Writing in the Dictionary of Literary Biography, Herbert F. Smith commented: “The critical and biographical writing of Edward Wagenknecht represents the epitome of a style of subjective criticism which began with the nineteenth-century critic Charles Augustin Sainte-Beuve.” Wagenknecht himself pointed out his debt to Bradford and Sainte-Beuve:
- My specialty as a writer was the psychograph or character portrait, which I learned from Gamaliel Bradford, who, in turn, had been inspired by Sainte-Beuve. Bradford furnished an introduction to my first book of consequence, The Man Charles Dickens: A Victorian Portrait, and in fact placed it with Houghton Mifflin Co. I use the psychographic method in all my books which deal with individuals.”
He also produced an enormous amount of film criticism, much of it before the movies became a fashionable subject of academic attention. He enjoyed writing about women artists in both literature and film, although it would be hard to call his viewpoint a feminist one. He was more courtly in his approach to the women he wrote about.
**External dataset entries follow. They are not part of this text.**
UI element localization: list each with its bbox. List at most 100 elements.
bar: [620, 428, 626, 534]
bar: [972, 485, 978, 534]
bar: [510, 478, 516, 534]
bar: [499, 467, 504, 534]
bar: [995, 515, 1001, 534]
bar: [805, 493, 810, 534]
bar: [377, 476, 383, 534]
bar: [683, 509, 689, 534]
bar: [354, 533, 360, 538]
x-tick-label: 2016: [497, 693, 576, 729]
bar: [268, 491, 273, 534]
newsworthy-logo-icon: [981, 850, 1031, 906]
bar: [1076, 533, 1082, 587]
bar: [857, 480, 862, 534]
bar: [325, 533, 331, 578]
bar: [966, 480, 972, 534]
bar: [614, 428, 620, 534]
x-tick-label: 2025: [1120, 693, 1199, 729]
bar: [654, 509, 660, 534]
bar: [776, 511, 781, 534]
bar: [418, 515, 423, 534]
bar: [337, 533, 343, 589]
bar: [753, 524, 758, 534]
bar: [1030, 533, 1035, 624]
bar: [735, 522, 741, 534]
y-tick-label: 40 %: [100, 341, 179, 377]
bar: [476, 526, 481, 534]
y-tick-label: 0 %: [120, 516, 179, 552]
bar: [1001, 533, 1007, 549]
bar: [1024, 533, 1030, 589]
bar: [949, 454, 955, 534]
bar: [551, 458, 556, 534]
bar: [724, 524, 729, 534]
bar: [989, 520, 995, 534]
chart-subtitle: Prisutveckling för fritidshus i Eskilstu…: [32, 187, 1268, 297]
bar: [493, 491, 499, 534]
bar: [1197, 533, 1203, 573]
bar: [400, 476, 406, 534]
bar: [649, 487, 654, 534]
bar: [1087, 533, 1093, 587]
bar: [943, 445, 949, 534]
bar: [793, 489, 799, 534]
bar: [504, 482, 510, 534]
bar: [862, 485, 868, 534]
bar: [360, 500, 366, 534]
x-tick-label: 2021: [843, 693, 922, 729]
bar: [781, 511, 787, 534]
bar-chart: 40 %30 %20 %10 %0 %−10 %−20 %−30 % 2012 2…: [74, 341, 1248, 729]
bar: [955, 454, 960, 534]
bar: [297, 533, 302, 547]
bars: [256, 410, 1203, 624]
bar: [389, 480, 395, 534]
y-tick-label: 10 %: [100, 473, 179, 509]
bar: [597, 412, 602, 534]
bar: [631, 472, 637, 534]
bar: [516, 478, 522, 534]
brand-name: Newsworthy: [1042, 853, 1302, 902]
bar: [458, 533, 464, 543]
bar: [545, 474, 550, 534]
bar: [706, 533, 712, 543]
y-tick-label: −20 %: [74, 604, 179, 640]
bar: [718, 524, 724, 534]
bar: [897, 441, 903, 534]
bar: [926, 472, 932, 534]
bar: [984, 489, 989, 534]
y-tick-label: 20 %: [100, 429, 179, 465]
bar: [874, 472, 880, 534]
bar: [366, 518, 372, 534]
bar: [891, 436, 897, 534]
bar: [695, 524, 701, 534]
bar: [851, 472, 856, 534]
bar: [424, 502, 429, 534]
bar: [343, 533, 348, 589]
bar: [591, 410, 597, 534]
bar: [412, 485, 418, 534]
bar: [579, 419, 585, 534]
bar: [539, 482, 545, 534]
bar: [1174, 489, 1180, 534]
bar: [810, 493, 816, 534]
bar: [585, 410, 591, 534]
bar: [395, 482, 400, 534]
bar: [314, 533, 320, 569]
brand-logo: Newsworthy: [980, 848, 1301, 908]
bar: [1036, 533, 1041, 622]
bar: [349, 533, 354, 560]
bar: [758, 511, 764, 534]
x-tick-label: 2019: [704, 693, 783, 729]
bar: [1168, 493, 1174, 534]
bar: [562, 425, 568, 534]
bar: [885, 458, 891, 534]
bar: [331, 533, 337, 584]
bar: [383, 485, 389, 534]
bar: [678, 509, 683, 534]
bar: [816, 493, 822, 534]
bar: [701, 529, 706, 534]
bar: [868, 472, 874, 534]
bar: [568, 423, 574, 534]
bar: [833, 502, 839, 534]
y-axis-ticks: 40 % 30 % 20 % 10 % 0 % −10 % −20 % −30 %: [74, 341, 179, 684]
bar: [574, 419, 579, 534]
Above all, Wagenknecht was a completely professional writer who always had an eye on publication. In his memoir As Far as Yesterday (1968) he wrote:
- Though I have always written to please myself first of all, I have never been bashful about wooing the printing press, and I began sending my things out very early. For a long time, of course, they all came back, but in the long run nothing that was publishable failed of publication, though, except for book reviews, I have always been more successful with book publishers than with magazine editors. Here, again, I am sure my irrefragable independence has been the root cause. Magazine editors have 'policies' and 'interests.' So have I, and I have never considered dropping mine to take up those of somebody else.